“A river of red ink runs through American history.”
— Lendol Calder, Financing the American Dream (2000)
There is a myth of a lost golden age of economic virtue. Once upon a time, the story goes, people lived within their means and borrowed only under the direst of circumstances. Debt was shameful, and credit financed only “productive” purchases like homes or farm machinery. But nostalgia seldom makes good history. Writers mourned this lost golden age during the Roaring Twenties, the rise of the credit card in the 1960s, and the home mortgage boom and bust of 2005–2008.
True, the instruments and institutions of twenty-first century credit—the installment plan, the credit card, and the home finance industry—are less than a century old. Yet credit itself is as old as commerce. “Buy Now, Pay Later: A History of Personal Credit,” draws on materials in Baker Library’s Historical Collections to show how previous generations devised creative ways of lending and borrowing long before credit cards.
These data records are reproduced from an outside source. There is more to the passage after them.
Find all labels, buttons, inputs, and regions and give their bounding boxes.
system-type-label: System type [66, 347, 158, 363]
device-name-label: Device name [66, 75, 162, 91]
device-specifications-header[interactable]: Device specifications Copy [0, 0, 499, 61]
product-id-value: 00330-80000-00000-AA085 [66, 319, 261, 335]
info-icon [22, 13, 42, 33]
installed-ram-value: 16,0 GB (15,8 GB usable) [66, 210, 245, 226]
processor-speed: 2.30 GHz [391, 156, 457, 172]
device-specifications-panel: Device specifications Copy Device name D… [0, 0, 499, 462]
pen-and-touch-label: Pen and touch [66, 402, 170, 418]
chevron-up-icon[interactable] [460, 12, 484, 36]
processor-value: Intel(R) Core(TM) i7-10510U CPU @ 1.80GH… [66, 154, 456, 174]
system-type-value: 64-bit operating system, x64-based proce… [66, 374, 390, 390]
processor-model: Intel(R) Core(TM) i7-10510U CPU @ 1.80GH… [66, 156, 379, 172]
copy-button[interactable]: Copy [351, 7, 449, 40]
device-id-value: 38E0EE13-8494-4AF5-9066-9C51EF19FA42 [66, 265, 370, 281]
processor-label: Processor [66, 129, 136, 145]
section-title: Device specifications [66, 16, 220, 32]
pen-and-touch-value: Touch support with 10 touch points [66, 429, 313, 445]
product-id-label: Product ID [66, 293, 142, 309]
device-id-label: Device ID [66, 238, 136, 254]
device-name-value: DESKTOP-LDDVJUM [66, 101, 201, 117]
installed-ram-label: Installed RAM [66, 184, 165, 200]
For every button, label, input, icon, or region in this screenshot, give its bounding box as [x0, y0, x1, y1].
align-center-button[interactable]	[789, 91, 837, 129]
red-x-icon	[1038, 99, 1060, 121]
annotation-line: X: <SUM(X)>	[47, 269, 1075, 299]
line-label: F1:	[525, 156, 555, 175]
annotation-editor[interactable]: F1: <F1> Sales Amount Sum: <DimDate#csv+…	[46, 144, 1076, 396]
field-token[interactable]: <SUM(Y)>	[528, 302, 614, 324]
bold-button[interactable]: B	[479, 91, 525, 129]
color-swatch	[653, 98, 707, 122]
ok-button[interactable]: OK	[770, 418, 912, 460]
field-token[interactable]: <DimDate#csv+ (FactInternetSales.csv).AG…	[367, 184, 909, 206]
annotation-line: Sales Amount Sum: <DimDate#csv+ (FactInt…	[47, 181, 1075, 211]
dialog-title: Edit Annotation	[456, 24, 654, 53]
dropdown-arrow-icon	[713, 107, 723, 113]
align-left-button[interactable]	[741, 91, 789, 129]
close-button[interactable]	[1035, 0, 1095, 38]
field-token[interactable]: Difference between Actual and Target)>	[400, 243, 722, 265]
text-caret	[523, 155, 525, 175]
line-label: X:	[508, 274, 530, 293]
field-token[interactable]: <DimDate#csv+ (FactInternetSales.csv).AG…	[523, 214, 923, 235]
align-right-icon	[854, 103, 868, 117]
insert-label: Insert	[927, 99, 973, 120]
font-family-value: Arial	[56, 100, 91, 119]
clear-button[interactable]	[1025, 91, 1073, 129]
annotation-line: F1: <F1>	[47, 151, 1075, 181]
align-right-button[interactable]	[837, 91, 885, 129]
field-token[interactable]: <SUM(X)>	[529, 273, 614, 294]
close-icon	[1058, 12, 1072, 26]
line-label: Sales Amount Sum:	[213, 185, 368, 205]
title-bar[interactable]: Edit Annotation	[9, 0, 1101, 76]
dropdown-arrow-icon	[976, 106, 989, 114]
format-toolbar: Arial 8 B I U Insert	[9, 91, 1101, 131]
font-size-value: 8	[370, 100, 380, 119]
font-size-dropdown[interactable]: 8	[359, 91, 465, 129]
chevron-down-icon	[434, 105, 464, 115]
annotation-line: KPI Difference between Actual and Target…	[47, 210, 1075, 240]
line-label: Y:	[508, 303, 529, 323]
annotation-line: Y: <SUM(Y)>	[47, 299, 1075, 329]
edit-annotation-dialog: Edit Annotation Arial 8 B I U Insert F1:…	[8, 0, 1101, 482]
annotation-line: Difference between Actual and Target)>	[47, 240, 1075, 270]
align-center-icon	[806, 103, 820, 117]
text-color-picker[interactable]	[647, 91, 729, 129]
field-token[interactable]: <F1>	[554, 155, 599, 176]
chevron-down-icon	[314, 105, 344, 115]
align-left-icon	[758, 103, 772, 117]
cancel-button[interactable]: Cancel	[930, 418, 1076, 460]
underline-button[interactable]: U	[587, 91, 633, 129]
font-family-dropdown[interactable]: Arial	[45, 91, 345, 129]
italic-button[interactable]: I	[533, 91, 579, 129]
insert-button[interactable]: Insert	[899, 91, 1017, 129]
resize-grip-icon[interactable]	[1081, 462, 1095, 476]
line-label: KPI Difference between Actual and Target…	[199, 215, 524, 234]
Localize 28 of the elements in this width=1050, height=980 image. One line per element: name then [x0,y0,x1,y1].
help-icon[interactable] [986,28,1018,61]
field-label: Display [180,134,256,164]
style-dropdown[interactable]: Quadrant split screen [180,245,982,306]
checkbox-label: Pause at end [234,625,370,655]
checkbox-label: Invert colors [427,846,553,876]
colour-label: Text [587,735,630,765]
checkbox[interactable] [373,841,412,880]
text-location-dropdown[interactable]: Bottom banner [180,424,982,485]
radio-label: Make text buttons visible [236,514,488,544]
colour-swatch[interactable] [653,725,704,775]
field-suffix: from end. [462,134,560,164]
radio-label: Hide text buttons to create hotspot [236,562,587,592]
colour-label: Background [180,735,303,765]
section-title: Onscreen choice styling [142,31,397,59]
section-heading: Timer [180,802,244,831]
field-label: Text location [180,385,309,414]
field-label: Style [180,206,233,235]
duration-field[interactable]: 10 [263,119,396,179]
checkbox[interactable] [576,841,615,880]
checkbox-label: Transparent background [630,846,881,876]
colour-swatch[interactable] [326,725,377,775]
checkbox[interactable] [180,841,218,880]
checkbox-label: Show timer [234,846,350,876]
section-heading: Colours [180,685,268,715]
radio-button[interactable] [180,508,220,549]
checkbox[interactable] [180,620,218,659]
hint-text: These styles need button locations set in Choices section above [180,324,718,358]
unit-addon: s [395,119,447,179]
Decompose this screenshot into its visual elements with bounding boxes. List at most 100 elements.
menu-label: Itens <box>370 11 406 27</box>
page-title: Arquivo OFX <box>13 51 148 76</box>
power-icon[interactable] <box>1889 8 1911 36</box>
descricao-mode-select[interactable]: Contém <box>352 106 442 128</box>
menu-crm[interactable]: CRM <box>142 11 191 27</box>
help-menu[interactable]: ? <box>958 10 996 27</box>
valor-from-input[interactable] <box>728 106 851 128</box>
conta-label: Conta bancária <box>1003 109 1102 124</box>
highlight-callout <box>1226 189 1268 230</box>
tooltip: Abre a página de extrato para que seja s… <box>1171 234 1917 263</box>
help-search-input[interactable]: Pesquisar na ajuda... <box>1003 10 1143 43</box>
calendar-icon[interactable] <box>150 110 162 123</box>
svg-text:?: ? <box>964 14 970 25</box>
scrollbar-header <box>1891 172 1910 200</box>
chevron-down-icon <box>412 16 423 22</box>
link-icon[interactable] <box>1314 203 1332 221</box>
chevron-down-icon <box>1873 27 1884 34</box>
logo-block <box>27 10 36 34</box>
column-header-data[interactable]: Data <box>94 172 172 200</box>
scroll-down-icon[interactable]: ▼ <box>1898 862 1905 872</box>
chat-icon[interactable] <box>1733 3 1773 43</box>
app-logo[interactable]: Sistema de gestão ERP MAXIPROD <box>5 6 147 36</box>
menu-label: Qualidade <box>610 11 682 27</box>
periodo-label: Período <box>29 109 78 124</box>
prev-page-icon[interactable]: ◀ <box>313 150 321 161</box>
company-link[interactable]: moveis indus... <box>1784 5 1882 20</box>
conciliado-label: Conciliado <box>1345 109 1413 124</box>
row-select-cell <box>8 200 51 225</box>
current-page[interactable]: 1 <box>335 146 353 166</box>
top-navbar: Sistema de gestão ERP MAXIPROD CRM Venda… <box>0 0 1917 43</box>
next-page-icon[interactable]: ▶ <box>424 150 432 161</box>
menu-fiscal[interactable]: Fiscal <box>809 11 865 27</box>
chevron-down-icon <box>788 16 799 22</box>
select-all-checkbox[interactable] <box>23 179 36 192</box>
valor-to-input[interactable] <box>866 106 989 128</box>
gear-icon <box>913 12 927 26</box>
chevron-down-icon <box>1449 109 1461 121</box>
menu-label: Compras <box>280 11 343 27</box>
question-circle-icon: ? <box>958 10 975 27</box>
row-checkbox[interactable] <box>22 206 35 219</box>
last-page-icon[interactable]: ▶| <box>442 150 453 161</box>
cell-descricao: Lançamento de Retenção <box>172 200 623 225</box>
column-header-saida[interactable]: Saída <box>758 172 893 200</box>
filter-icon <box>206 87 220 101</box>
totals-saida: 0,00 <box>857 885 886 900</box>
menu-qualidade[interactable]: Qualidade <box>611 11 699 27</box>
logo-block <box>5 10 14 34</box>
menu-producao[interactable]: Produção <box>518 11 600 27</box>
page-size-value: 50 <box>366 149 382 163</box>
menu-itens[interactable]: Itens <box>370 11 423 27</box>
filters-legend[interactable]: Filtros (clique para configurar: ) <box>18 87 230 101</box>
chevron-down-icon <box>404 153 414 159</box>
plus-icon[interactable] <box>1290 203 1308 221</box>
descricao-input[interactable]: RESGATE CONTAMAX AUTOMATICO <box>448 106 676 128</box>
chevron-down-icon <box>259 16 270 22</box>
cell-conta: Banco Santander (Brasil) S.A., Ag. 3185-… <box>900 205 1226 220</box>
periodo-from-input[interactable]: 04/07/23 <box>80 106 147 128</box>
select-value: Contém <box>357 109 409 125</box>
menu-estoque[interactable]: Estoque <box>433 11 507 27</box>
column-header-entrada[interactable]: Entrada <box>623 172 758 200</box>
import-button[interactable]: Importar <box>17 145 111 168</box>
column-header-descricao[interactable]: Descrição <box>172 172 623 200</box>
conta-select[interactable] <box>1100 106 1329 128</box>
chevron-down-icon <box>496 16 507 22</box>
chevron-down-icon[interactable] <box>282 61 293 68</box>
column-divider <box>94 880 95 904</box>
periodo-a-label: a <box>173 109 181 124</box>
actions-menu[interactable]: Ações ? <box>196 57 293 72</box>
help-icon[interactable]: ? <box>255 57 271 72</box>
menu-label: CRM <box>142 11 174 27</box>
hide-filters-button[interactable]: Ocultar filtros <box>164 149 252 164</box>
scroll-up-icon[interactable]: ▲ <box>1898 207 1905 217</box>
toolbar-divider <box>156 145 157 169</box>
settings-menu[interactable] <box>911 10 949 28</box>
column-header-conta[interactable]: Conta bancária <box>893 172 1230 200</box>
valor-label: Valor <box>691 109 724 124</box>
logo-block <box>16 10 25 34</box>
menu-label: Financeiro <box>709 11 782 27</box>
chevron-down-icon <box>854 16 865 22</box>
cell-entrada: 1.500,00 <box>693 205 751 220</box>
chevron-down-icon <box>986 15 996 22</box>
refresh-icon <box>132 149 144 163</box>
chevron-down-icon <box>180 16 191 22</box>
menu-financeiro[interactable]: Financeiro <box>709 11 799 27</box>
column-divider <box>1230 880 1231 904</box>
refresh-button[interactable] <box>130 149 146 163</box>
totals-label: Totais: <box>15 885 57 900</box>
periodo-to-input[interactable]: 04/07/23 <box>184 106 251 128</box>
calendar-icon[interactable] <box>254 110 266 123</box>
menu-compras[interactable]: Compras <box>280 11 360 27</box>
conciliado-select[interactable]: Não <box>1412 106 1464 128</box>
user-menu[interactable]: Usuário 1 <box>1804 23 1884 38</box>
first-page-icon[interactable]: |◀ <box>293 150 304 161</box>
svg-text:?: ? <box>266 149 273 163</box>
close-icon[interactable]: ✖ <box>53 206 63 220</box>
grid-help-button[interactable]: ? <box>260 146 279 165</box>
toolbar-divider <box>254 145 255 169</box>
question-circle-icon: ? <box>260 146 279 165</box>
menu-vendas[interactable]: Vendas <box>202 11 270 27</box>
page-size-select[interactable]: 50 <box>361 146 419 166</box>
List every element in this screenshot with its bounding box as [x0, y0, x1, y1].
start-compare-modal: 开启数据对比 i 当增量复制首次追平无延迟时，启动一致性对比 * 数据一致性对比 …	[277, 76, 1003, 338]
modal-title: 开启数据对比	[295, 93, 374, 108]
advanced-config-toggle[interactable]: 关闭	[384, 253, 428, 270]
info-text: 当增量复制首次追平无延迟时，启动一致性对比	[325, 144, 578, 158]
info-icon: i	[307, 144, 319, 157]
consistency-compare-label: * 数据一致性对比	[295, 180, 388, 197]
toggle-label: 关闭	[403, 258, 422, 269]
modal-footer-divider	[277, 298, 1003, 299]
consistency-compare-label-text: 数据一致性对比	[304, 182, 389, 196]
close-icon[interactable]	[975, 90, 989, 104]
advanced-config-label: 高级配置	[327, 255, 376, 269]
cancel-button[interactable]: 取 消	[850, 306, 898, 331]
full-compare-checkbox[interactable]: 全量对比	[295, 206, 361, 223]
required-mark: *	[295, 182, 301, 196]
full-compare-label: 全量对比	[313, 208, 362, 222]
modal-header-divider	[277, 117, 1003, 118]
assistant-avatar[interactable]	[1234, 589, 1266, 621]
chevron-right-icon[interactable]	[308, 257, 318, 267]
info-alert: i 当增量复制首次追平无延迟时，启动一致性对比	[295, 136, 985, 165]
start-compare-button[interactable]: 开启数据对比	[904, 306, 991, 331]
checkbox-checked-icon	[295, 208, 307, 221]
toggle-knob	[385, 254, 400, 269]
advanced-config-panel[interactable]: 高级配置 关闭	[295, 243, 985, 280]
The exhibit also shows how the credit industry evolved over time. Though credit is not new, it is newly visible. Personal borrowing—once private, often secretive, and sometimes even illegal—has become decidedly public: it is the business of major corporations and the subject of consumer protection regulation that seeks expand access to credit as well as to protect the borrower. Credit has moved from the fringes of the economy to its very center.1
1 Louis Hyman, “Debtor Nation: How Consumer Credit Built Postwar America,” Enterprise & Society 9, no. 4 (December 2008): 614–618.